Yes! You need to remove the wyrd from this sorcerer. There’s no way to get close enough to him to kill him; the only way to do it is to steal his wyrd.

“Perfect!” Angelica said. She smiled but her smile failed as the wall came down. It was easy for her to refuse that an alarist could do such a thing until she saw it.

“Yes, perfect. Now you just have to remember what you did,” Jovian said, no longer sounding sure.

“No, we can do this,” Angelica assured him.

“But I’ve never done it,” Jovian corrected, watching the sea of dwarves flood into the courtyard. Angelica heard the blast of Caldamron’s gun shoot from the common room window, and a volley of arrows and multi-hued wyrd streamed down on the enemy.

“I know, I need to focus,” Angelica said, closing her eyes.

Jovian shrugged, opened the window, and started showering those outside with red fire.

Angelica tried to remember what she had done, what she had felt in the ravine when she had stolen the wyrd from the Tall Stranger. She’d been afraid, but there was something more, something within her fear that she had felt, that she had done. It had all gone so fast. Joya was standing poised at the edge of the cliff, and then she was falling over the edge.

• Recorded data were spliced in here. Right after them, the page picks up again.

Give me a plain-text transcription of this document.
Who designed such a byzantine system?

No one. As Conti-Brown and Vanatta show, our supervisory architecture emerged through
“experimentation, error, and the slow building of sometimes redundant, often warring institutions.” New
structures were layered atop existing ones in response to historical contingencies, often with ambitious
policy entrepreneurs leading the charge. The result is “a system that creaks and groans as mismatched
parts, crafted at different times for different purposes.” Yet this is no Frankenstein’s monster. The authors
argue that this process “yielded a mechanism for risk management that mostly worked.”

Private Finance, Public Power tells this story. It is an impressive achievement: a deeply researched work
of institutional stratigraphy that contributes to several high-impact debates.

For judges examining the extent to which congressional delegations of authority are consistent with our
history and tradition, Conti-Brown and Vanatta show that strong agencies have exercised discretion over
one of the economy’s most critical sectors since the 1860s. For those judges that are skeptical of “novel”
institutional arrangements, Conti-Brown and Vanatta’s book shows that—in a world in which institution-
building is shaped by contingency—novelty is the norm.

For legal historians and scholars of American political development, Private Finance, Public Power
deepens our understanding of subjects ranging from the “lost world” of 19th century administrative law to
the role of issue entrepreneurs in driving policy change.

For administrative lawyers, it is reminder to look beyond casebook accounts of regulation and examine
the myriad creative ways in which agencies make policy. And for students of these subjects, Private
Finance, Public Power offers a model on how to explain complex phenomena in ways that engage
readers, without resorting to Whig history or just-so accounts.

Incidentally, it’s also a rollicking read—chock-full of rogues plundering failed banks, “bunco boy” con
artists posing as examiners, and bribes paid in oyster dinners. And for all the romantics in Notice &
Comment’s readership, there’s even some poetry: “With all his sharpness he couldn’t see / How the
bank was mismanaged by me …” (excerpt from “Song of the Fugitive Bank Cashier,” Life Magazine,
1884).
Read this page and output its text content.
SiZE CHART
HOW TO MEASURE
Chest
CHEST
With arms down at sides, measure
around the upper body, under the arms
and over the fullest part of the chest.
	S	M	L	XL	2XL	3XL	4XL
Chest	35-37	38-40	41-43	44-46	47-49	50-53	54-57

Angelica had lashed out, somehow controlling her wyrd for that brief moment, and the storm had stopped.

But nothing was coming back to her. She opened her eyes and saw the bald sorcerer in the sea of dwarves, making his way to the doors of the keep.

Alright, focus,
Angelica told herself. But as she thought more about what she had to do, and wondered if she could do it, she became tense to the point that she couldn’t even feel her wyrd. Was it even something she had done with her wyrd? Or was it something else entirely?